My new feature Song Stories goes into a little background about one of the songs I’ve written. This month’s Song Story, fittingly enough, is about “A Bigger Glass of Empty”.
I’m a pretty lucky guy: healthy, smart, talented, great job, adoring spouse, comfortable home. So when it’s time to “write what you know”, as the old saying goes, sometimes I can, well, be a little strapped for tragedy, if you know what I mean. A couple years ago, I ran completely dry. Every song idea I came up with was either stupid, or overly simplistic, or something I couldn’t relate to at all, or something that had been done over and over again and I had nothing new to say about. Or a combination of all of those things.
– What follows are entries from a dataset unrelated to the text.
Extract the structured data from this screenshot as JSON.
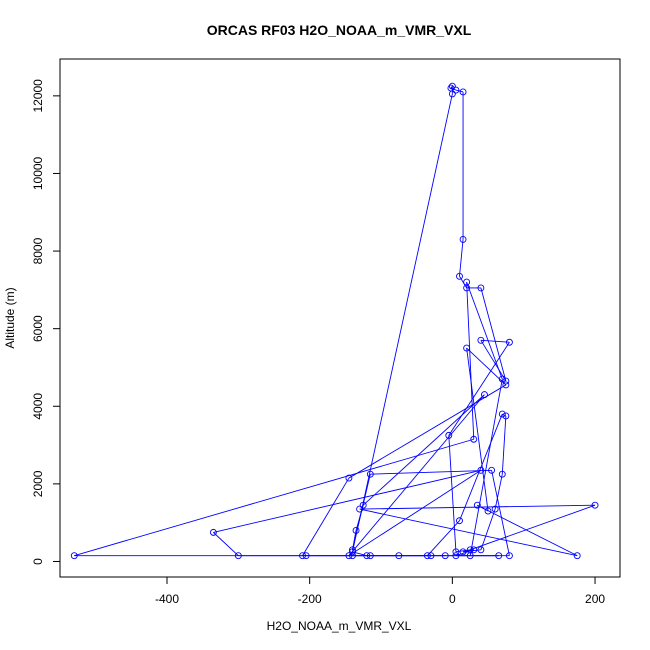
{
  "chart_data": {
    "type": "line",
    "title": "ORCAS RF03 H2O_NOAA_m_VMR_VXL",
    "xlabel": "H2O_NOAA_m_VMR_VXL",
    "ylabel": "Altitude (m)",
    "xlim": [
      -550,
      235
    ],
    "ylim": [
      -400,
      12950
    ],
    "xticks": [
      -400,
      -200,
      0,
      200
    ],
    "yticks": [
      0,
      2000,
      4000,
      6000,
      8000,
      10000,
      12000
    ],
    "grid": false,
    "legend": "none",
    "series": [
      {
        "color": "#0000ff",
        "marker": "open-circle",
        "points": [
          [
            -10,
            150
          ],
          [
            -30,
            150
          ],
          [
            -115,
            150
          ],
          [
            -140,
            150
          ],
          [
            -205,
            150
          ],
          [
            -300,
            150
          ],
          [
            -335,
            750
          ],
          [
            40,
            2350
          ],
          [
            -145,
            150
          ],
          [
            45,
            4300
          ],
          [
            -125,
            1450
          ],
          [
            -135,
            800
          ],
          [
            -140,
            300
          ],
          [
            -115,
            2250
          ],
          [
            55,
            2350
          ],
          [
            80,
            150
          ],
          [
            -210,
            150
          ],
          [
            -145,
            2150
          ],
          [
            75,
            4550
          ],
          [
            20,
            5500
          ],
          [
            50,
            1300
          ],
          [
            35,
            1450
          ],
          [
            175,
            150
          ],
          [
            -130,
            1350
          ],
          [
            200,
            1450
          ],
          [
            25,
            300
          ],
          [
            5,
            250
          ],
          [
            -5,
            3250
          ],
          [
            80,
            5650
          ],
          [
            40,
            5700
          ],
          [
            75,
            4650
          ],
          [
            40,
            7050
          ],
          [
            20,
            7050
          ],
          [
            10,
            7350
          ],
          [
            15,
            8300
          ],
          [
            15,
            12100
          ],
          [
            5,
            12150
          ],
          [
            -2,
            12200
          ],
          [
            0,
            12250
          ],
          [
            0,
            12050
          ],
          [
            -140,
            250
          ],
          [
            -120,
            150
          ],
          [
            -75,
            150
          ],
          [
            -35,
            150
          ],
          [
            10,
            1050
          ],
          [
            70,
            3800
          ],
          [
            75,
            3750
          ],
          [
            70,
            2250
          ],
          [
            60,
            1350
          ],
          [
            40,
            300
          ],
          [
            15,
            250
          ],
          [
            30,
            300
          ],
          [
            5,
            150
          ],
          [
            65,
            150
          ],
          [
            -530,
            150
          ],
          [
            30,
            3150
          ],
          [
            20,
            7200
          ],
          [
            70,
            4700
          ],
          [
            25,
            150
          ]
        ]
      }
    ]
  }
}
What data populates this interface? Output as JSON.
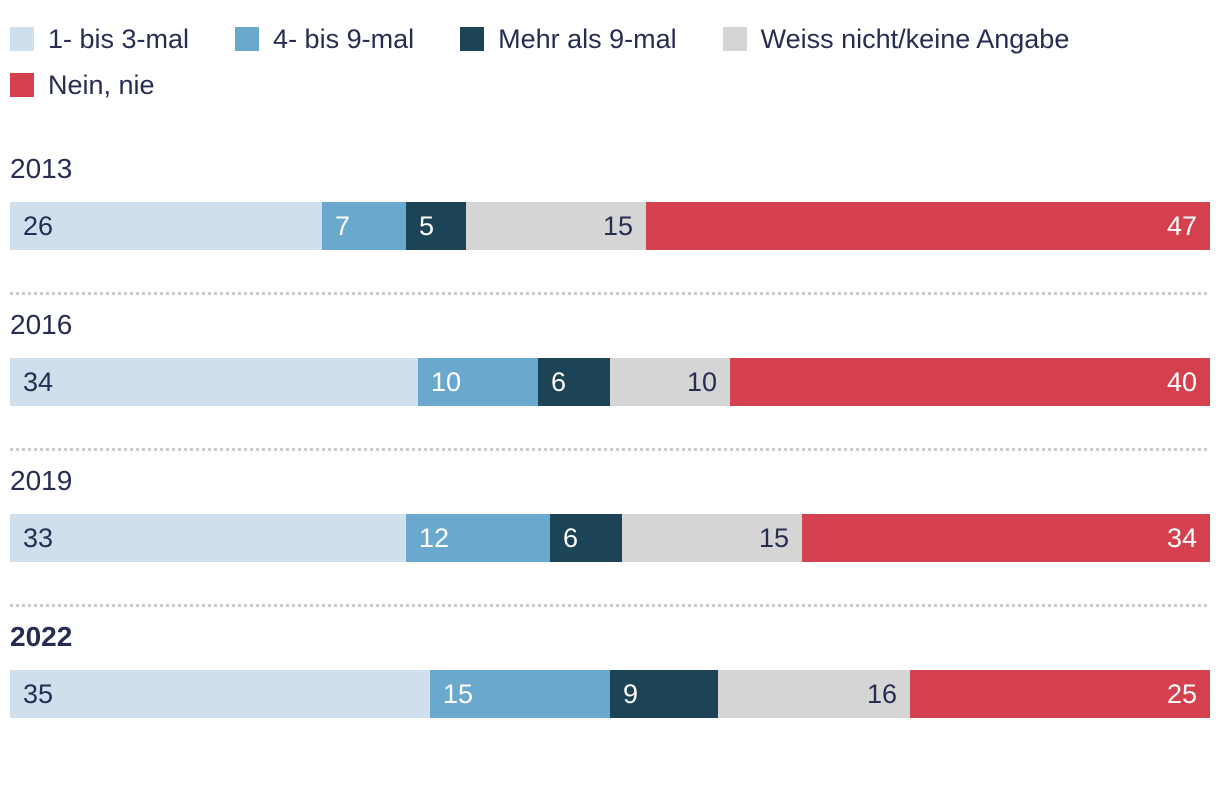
{
  "colors": {
    "light_blue": "#cfe0ec",
    "medium_blue": "#6aa8ce",
    "navy": "#1c4456",
    "gray": "#d5d5d5",
    "red": "#d5404e",
    "text_dark": "#272d52",
    "text_light": "#ffffff",
    "separator": "#cccccc"
  },
  "legend": [
    {
      "label": "1- bis 3-mal",
      "color_key": "light_blue"
    },
    {
      "label": "4- bis 9-mal",
      "color_key": "medium_blue"
    },
    {
      "label": "Mehr als 9-mal",
      "color_key": "navy"
    },
    {
      "label": "Weiss nicht/keine Angabe",
      "color_key": "gray"
    },
    {
      "label": "Nein, nie",
      "color_key": "red"
    }
  ],
  "chart_data": {
    "type": "bar",
    "orientation": "horizontal-stacked",
    "unit": "percent",
    "xlim": [
      0,
      100
    ],
    "grid": false,
    "legend_position": "top",
    "categories": [
      "2013",
      "2016",
      "2019",
      "2022"
    ],
    "highlighted_category": "2022",
    "series": [
      {
        "name": "1- bis 3-mal",
        "color_key": "light_blue",
        "values": [
          26,
          34,
          33,
          35
        ]
      },
      {
        "name": "4- bis 9-mal",
        "color_key": "medium_blue",
        "values": [
          7,
          10,
          12,
          15
        ]
      },
      {
        "name": "Mehr als 9-mal",
        "color_key": "navy",
        "values": [
          5,
          6,
          6,
          9
        ]
      },
      {
        "name": "Weiss nicht/keine Angabe",
        "color_key": "gray",
        "values": [
          15,
          10,
          15,
          16
        ]
      },
      {
        "name": "Nein, nie",
        "color_key": "red",
        "values": [
          47,
          40,
          34,
          25
        ]
      }
    ]
  }
}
I love writing songs, and not having anything to write about made me feel like I was in handcuffs.
So one day, I was sitting around feeling sorry for myself, and feeling stupid about feeling sorry for myself – it wasn’t like I was starving or dying of cancer, for heaven’s sake, I just couldn’t write a damn song. And so, believe it or not, I started feeling sorry for myself for not being able to identify with a suitably tragic circumstance – only a songwriter could get his knickers into that sort of twist. But lo, there, in the darkness and gloom of upper-middle-class comfort, it hit me: I’d never heard a song about someone feeling sorry for himself for not being able to feel sorry for himself!
And the rest is history. My copious notes suggest that the song pretty much wrote itself in a day or so. It’s become one of my most requested songs. I think to many listeners, it plays out as a simple ode to humility, but it really is something more: the path to humility for the speaker isn’t a particularly noble one: “But I’ve got woes I’m too ashamed to mention…” Never let it be said that I let my protagonists off easy.